Joined: Nov 10, 2007
Points: 2692

Re: Rebuild no so powerful - questions
Reply #7   Jan 15, 2009 11:21 am
Quote:  The metal in the 250 Yamaha was the same as the Honda so I think all the bolts needed to button down the flimsy metal. 

Don't know what you mean by "flimsy metal".  The Honda 750 engine is one of the very best motorcycle engines ever made.   The Yamaha two strokes are also famous for their durability and could take punishment better than anything. The RDs that I'm working on have only four sleeve bolts per head. 

 How many two cycle engines are you aware of that can be over-bored eight times?   How many engines do you know of that can be spun 4000 rpm past their red line, have horsepower increased by nearly 100%, raced all day and not blow up?  The fact that these engines are still around, running very strongly at 35 to 40 years old is a tribute to their durability.     These, as well as most Japanese are far from flimsy.         

trouts2




Location: Marlboro MA
Joined: Dec 8, 2007
Points: 1328

Re: Rebuild no so powerful - questions
Reply #8   Jan 16, 2009 5:26 pm

   The early 250’s could only be bored out twice – at least for max speed racing.  I’ll stick with the crummy metal though which says nothing about the total design quality especially of the 650 and 750 quad carb 80’s machines.

 

   The Jacobson 5hp is much better.  The bore was re-honed.  The exhaust valve lash found way under and the intake .003 under.  With that and the loose head bolts it looks like I was paying too much attention to TV during the rebuild. 
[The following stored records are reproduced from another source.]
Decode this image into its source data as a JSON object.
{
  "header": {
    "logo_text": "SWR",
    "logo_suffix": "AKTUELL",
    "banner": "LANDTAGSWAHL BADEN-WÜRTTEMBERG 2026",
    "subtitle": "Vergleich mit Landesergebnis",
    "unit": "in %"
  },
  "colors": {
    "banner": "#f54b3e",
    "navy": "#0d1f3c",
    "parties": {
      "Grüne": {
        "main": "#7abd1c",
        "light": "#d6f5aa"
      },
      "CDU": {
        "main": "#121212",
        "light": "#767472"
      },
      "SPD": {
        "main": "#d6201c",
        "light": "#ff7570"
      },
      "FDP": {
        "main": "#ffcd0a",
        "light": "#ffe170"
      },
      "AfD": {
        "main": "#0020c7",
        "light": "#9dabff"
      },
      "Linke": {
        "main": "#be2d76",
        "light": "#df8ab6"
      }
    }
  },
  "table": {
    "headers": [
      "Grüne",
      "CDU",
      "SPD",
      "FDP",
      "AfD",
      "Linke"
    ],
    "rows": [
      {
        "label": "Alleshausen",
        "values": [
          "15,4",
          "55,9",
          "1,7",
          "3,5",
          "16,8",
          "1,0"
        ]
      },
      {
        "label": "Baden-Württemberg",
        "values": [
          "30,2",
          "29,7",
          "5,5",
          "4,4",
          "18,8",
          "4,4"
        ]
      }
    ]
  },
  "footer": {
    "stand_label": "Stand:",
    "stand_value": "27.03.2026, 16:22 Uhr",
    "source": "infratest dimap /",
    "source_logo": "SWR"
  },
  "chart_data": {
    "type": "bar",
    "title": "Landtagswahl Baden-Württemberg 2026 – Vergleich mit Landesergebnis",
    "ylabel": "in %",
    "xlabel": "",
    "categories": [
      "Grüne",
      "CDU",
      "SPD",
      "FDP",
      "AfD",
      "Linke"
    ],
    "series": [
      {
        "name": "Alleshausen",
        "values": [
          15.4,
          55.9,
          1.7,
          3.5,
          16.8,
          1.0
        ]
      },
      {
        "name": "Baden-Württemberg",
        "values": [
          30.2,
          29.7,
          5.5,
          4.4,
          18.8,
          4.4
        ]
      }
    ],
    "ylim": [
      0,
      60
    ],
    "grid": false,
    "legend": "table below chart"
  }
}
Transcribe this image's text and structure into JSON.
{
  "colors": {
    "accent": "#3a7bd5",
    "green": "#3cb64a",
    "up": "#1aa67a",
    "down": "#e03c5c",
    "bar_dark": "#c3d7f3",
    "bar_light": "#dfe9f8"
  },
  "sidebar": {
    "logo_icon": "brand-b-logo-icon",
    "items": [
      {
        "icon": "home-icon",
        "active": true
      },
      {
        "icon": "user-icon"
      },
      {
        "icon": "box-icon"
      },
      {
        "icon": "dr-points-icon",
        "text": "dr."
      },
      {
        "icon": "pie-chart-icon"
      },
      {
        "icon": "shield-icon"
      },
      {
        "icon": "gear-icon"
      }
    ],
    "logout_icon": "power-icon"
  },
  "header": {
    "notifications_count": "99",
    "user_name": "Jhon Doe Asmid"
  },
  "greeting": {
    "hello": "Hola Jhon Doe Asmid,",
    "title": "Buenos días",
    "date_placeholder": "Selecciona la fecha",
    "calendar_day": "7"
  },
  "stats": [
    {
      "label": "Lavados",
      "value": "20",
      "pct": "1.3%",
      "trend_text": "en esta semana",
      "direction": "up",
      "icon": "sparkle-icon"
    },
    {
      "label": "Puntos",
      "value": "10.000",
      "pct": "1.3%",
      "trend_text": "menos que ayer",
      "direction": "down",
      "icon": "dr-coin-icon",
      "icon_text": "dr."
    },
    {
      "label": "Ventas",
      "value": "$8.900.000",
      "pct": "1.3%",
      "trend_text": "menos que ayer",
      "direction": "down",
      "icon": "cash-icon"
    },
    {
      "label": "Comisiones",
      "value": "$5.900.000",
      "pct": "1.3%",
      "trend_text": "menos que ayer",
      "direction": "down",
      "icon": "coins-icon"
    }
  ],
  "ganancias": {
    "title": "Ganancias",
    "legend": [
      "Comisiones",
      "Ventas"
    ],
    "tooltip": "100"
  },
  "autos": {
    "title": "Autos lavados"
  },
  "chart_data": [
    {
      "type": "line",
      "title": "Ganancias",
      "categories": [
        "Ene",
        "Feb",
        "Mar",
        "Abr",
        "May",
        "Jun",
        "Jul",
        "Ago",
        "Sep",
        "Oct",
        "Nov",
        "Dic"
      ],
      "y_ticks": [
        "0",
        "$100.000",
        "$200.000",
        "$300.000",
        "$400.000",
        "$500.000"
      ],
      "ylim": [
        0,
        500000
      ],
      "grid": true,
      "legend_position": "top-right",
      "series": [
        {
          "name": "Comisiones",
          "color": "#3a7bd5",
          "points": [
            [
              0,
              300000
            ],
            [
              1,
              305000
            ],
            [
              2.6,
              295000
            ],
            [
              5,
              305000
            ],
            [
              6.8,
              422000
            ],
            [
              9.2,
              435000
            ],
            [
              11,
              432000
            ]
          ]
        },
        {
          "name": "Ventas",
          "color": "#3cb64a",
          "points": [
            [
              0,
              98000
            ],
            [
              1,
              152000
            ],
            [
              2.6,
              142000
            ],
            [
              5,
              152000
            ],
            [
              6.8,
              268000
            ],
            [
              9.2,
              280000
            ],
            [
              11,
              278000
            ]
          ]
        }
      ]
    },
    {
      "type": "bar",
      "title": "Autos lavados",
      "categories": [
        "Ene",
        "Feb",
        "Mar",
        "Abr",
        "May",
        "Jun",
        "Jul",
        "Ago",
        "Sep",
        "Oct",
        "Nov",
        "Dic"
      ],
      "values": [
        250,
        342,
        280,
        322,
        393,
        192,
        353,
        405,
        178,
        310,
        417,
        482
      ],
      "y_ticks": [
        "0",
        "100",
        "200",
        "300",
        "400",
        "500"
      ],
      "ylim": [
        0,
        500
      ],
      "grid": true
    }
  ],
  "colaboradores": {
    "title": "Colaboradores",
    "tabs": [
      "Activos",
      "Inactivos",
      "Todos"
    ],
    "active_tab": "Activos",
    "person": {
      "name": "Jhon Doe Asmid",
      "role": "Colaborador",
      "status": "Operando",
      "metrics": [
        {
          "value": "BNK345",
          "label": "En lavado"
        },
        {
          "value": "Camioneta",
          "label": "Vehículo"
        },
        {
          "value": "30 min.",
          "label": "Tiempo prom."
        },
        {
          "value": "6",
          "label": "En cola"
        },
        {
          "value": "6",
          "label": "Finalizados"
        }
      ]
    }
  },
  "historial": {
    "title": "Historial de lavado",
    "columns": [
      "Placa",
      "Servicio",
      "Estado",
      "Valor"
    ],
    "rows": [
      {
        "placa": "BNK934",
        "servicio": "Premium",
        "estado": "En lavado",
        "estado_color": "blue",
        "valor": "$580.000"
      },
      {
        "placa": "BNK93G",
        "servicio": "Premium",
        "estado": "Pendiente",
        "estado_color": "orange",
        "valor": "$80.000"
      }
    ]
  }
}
   The machine is tossing very well and not bogging down like before – a big difference. 

 

   Unfortunately what I found is the throw distance was not like other machines.  It turns out the Jacobson has a fairly large crook in the back of the chute.  It was designed that way so does not throw high.  Also, the top hood does not open fully to allow the main chute to throw clear of the hood.  The hood always lowers the angle from the main chute.  With the hood cut back and inch the thing will probably gain 5 to 7 feet in distance.  As is the machine is throwing like it did when it came out of the showroom.  The through put is ok but it’s not a distance machine. 

    Unlike modern machines and even newer Jacobsons this early one had a great heavy bucket and good blades.  Today I ran it parallel to the sidewalk buildup which had a lot of iced up solid snow as it’s been plowed over a number of times and sitting for a week.  The 526 did very well cutting through the crud probably doing what newer snowblowers could not.